“The last time I really slept was November 2009,” Walson Botelho admits cheerfully. It’s 10 p.m., and he’s sitting in his Bakersfield hotel room after a day on the road with his Brazilian dance company. I ask him how he keeps up with such a demanding schedule. “We’ve been doing this for 23 years,” he explains. “I’m used to it. I love what I do.”
Botelho is the general director of Balé Folclórico da Bahia, a company he founded in 1988 in order to preserve and transmit the vibrant folk dances and music of his region. They’re based in the city of Salvador, Botelho’s hometown and the capital of the state of Bahia, located on the northeast coast of Brazil. Thanks to its laid-back lifestyle and colorful carnivals, Salvador is known as Brazil’s “capital of happiness.” This Thursday, March 10, Balé Folclórico da Bahia brings a taste of Bahian culture to UCSB’s Campbell Hall.
Today, approximately 80 percent of Bahia’s 15 million inhabitants are of African descent, a legacy that dates back to the beginning of the 16th century, when the Portuguese colonized the region, bringing African slaves with them. From samba dancing to the national martial art of capoeira, many Brazilian art forms have their roots in African dance, and nowhere does the legacy of Africa remain as strong as in Bahia. As a child, Botelho had little interest in his African roots. He studied ballet, and only discovered folkloric dance when he attended a performance in his teens. Fascinated by the Afro-Brazilian art forms, he went on to study cultural anthropology, then to perform and tour with the folkloric dance company Viva Bahia.
Today, Botelho manages his own company of 38 dancers and musicians, traveling internationally to share Bahian culture with the world. In the 16 months since he last got a good night’s sleep, the company has completed three tours of Europe and three of Africa. They performed for the opening ceremonies of the 2010 FIFA World Cup and took part in the World Festival of Black Arts and Cultures in Senegal. It’s an incredibly demanding schedule, but Botelho is driven as a director. His mission, he says, is to show the world “the real roots of Brazil—to share the deep culture in the most pure way.”

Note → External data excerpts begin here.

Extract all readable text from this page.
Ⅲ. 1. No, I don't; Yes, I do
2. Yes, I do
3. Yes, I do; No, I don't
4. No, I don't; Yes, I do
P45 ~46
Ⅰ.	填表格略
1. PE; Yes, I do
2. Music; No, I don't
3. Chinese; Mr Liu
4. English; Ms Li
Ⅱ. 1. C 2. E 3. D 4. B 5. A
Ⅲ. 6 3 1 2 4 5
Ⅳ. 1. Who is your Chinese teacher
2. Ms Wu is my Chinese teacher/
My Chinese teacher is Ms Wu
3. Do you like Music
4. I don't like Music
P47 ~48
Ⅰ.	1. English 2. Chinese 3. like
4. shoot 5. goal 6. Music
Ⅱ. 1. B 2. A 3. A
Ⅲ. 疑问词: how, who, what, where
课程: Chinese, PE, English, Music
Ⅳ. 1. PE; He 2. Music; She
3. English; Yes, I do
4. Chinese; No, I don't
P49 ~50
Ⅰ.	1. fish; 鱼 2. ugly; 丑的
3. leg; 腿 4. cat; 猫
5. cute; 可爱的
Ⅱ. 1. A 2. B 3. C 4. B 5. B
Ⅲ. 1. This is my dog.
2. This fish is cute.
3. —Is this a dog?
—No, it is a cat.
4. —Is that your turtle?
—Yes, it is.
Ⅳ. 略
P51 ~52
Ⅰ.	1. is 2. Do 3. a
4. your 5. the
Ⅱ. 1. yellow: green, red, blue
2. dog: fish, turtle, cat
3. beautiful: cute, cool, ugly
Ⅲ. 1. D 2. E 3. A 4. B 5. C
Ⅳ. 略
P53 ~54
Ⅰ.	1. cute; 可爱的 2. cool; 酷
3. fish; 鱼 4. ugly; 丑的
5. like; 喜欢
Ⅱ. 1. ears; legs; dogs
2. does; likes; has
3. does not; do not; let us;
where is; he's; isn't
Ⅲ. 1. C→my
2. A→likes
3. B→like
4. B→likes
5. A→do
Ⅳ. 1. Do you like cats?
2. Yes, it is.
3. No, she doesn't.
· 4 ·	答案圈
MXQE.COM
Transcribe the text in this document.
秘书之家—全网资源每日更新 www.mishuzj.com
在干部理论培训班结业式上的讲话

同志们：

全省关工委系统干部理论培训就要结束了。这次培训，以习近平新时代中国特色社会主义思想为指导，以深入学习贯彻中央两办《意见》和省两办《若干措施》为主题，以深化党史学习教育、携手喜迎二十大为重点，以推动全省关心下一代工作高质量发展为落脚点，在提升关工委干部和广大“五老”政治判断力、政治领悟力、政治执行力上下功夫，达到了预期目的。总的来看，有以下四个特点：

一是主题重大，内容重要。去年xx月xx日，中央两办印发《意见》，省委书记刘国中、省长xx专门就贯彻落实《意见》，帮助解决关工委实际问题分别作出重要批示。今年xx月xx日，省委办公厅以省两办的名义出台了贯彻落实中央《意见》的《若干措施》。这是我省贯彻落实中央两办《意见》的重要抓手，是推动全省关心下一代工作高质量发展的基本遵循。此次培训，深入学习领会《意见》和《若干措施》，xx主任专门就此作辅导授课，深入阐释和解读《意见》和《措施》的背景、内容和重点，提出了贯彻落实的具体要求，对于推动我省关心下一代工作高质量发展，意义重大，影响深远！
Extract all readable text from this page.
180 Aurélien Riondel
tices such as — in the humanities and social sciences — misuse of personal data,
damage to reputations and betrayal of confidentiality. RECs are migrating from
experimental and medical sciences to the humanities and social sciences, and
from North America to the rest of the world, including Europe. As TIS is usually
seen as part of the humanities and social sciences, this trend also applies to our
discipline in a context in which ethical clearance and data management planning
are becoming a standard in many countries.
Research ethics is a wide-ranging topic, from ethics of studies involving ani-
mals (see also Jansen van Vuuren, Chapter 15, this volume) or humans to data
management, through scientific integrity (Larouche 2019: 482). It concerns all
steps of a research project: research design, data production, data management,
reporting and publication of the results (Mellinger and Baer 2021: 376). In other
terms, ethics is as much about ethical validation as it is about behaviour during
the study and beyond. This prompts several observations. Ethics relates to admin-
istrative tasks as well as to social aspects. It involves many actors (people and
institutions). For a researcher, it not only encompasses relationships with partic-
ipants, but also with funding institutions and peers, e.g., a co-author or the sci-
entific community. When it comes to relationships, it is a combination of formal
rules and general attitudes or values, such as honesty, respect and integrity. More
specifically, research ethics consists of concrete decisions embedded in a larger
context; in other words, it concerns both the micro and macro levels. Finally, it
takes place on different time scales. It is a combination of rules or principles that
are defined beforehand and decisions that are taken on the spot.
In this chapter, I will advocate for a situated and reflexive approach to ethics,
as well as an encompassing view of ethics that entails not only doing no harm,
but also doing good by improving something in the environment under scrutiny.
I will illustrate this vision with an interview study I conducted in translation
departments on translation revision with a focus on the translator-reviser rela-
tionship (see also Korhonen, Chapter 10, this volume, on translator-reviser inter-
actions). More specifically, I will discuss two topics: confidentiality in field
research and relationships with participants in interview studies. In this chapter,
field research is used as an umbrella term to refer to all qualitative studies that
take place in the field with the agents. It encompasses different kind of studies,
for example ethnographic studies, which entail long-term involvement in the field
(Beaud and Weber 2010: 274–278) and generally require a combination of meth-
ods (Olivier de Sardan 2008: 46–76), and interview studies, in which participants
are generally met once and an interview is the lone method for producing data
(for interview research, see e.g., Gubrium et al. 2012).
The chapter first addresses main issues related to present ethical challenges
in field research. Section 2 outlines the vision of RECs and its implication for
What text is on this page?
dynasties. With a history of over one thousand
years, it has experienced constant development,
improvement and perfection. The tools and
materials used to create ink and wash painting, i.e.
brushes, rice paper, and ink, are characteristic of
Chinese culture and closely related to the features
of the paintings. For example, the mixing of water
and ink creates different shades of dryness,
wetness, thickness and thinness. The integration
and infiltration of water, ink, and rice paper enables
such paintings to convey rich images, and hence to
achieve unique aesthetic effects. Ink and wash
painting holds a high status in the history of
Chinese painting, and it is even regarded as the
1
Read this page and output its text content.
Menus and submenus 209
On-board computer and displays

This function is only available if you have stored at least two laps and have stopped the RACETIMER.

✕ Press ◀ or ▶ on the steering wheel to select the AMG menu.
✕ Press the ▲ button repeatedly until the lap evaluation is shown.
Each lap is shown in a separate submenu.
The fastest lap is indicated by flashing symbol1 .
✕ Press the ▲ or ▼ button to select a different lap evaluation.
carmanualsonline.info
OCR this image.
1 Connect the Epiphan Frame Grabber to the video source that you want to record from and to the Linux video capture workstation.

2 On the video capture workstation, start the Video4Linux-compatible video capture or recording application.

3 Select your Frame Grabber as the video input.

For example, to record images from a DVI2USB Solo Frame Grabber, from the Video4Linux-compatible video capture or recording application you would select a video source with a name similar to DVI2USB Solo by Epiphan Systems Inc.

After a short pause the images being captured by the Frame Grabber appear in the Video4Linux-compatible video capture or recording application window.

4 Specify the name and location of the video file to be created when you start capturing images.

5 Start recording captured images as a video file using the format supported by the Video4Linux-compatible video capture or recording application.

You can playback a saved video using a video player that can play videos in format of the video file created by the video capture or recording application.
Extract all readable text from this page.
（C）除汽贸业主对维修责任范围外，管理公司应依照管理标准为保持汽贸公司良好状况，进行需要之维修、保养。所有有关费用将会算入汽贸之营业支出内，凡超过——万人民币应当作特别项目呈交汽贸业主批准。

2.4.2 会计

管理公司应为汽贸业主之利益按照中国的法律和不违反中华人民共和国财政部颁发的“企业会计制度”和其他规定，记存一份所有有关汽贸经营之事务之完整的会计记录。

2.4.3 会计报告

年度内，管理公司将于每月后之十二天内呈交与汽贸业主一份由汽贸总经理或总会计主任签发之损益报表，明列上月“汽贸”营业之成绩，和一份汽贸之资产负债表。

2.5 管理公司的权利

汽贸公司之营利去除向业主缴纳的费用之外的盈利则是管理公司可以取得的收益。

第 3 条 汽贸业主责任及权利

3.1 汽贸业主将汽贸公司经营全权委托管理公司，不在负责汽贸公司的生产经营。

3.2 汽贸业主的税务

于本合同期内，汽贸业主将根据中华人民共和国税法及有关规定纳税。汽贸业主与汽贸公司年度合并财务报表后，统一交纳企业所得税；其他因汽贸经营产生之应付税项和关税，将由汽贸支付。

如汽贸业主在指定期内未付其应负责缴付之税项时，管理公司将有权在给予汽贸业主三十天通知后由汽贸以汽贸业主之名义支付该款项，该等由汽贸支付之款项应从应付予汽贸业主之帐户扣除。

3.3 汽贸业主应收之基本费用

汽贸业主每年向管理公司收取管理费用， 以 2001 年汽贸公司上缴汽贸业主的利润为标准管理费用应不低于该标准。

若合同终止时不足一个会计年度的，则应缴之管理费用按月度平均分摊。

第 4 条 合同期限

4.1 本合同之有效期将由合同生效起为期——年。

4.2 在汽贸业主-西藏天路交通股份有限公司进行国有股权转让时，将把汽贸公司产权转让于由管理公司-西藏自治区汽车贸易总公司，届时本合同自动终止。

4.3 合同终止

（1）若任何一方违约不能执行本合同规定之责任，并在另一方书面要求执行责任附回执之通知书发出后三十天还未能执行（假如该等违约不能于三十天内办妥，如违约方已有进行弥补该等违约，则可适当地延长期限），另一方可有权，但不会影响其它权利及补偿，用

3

He also wants to give audiences a sample of the energy and joy that characterize his region. As a director of a folkloric dance company, he finds the challenge is in balancing authenticity and modern production values. “We’re very different from a contemporary dance or a ballet company,” Botelho explained. “They can create their own dream. We have to be based in the truth, the history, the culture of Bahia. So we always start with research. Many of these art forms have disappeared, so we go interview people who are descendents of slaves, and try to figure out how their great, great grandparents used to do a certain kind of dance or sing a certain kind of song.”
In Botelho’s estimation, Balé Folclórico da Bahia keeps the artistic traditions in the purest form possible, but executes them in a highly professional way. He was proud to report that while on tour in Africa, he woke at sunrise and looked out of his hotel room to see fishermen on the beach performing a ritual before setting out for the day’s catch. Their movements were very similar to those in his “Fishermen Dance,” which the company will perform on Thursday.
Also on the program are “Capoeira,” which highlights the explosive movement and music of that form, and “Samba de Roda,” a dance based on the earliest forms of Brazilian samba. The name of the program is Sacred Heritage, and Botelho sees the show as a sample of the legacy left by Brazil’s African slaves. “This is the heritage they left us,” he said, “and it’s sacred because it’s the soul of the Brazilian people.”